Toutes ces dénominations et bien d’autres, créées par autorité ou par coutume, n’expriment pour la plupart de ceux qui s’en servent que des idées obscures et confuses. (Combien y a-t-il de Français, par exemple, qui sachent ce que c’est qu’un franc[1] ? Peut-être pas dix mille sur trente-six millions ; un franc est, pour la majeure partie du public, quelque chose de mystérieux et de cabalistique. Si un phénomène monétaire se produit, ceux qu’il favorise en profitent sans chercher a s’en rendre compte, et ceux qui en souffrent vont soumettre l’énigme au gouvernement, qu’on croit volontiers en France un docteur de omni re scibili et quibusdam aliis. Le gouvernement, animé du désir de justifier la confiance qu’on lui montre, n’est que trop disposé à résoudre le problème par ce qu’on pourrait appeler la panacée française, une ordonnance ou un règlement.

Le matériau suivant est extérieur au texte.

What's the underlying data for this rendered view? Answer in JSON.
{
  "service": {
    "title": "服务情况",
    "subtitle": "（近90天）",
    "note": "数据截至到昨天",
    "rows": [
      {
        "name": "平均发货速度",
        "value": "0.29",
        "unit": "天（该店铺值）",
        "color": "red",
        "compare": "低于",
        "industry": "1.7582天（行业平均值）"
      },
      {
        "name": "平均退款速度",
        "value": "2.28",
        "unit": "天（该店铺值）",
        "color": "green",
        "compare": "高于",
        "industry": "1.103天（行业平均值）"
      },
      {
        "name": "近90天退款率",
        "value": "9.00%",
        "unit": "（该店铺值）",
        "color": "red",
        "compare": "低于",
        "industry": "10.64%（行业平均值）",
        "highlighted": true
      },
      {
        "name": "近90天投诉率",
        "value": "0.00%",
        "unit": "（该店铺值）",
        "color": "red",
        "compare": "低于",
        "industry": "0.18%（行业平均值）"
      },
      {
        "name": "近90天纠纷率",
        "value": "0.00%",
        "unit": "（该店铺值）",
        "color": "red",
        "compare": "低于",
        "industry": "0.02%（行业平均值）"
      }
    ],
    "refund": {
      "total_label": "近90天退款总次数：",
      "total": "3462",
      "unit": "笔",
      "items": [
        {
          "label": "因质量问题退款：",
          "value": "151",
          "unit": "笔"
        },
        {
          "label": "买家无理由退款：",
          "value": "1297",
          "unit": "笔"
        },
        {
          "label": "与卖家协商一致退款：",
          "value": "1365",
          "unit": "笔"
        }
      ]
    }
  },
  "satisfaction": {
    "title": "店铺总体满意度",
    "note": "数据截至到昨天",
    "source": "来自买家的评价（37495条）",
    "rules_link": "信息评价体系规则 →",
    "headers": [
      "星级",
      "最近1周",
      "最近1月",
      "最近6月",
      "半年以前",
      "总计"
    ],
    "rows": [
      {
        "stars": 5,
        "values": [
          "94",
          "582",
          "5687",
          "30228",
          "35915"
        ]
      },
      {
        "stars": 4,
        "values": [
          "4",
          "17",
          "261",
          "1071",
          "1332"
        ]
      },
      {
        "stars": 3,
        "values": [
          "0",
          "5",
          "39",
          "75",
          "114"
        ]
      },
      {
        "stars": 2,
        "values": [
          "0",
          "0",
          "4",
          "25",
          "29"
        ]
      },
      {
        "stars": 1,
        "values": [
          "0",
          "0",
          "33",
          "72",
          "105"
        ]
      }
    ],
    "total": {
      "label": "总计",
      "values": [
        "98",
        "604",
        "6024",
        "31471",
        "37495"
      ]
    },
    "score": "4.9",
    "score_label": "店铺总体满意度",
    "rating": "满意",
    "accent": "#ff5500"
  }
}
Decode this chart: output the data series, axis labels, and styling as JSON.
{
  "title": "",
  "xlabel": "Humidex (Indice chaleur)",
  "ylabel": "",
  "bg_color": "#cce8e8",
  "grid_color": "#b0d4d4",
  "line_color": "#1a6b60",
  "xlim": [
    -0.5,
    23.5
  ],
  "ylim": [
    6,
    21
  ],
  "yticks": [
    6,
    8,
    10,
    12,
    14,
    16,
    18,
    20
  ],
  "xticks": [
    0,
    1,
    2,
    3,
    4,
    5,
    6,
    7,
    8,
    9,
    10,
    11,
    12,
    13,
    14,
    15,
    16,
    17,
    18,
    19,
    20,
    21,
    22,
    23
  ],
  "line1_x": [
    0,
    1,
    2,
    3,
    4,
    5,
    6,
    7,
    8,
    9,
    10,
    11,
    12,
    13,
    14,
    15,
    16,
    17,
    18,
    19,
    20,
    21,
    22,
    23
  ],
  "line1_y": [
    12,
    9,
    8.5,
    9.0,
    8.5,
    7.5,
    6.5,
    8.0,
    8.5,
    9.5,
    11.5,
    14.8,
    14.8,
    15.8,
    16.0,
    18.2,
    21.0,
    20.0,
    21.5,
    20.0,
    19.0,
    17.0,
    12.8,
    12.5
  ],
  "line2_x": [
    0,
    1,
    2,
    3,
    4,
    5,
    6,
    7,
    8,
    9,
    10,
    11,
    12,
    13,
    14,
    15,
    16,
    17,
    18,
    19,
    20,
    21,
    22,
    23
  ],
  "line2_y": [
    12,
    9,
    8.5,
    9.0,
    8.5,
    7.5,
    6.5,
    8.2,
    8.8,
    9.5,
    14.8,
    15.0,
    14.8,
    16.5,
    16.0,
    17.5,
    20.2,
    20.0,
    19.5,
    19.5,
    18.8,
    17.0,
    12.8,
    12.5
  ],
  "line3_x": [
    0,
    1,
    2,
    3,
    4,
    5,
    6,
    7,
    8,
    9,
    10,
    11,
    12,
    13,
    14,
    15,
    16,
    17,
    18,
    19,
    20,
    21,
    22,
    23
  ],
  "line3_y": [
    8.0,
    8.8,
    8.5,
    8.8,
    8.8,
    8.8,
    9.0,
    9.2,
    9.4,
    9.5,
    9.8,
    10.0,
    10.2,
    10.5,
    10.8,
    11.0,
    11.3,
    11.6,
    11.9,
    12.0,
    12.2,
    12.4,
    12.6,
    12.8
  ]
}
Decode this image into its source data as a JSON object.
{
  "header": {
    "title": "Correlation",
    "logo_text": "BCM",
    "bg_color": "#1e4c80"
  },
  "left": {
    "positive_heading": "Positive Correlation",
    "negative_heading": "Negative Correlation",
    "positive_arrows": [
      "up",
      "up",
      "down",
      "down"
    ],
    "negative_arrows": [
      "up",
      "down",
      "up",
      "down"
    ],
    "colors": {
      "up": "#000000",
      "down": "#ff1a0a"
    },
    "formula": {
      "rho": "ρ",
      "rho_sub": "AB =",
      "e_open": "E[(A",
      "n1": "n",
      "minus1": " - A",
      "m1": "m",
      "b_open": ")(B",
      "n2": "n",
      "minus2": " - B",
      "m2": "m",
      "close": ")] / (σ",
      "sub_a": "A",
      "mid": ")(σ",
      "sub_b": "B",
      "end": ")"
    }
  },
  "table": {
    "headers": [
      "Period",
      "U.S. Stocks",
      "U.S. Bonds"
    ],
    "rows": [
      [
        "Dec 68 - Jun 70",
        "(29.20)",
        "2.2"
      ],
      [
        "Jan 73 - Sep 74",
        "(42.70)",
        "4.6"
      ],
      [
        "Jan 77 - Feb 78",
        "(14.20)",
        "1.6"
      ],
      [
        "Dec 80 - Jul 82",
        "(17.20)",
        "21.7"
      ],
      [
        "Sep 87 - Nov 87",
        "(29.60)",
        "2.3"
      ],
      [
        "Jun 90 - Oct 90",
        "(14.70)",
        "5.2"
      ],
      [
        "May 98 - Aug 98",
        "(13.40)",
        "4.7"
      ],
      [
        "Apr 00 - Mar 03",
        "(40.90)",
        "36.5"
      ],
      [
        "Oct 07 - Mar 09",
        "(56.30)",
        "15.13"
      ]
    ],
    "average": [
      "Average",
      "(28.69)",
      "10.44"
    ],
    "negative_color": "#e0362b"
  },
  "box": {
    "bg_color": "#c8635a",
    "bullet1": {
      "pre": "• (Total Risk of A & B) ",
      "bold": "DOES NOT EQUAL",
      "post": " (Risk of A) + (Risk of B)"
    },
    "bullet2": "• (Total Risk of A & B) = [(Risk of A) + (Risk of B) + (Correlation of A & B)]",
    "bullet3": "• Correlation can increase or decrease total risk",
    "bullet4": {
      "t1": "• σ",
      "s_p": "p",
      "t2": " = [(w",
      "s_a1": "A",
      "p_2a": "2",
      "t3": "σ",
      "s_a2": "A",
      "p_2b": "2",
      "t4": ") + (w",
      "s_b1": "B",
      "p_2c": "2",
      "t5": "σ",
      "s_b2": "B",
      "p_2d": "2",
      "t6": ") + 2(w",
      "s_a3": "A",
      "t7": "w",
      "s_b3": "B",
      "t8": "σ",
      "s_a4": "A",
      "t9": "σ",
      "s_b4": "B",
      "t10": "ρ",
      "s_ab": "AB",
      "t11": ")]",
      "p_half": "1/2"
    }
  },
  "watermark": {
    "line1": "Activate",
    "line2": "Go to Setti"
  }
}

Heureusement, depuis les grands principes enseignés à Mirabeau par Darcet et développés par ce puissant génie devant l’assemblée constituante de 1789, le gouvernement s’est maintenu dans les strictes limites de ses attributions monétaires normales, et, sauf quelques écarts sans importance, il a marché depuis soixante ans dans la voie indiquée par la nature des choses à l’origine des sociétés, et retrouvée par la science après des siècles de tâtonnemens et d’erreurs.

  1. 4 1/2 grammes d’argent fin, ou, suivant la définition légale,5 grammes d’argent à 900/1000 de fin.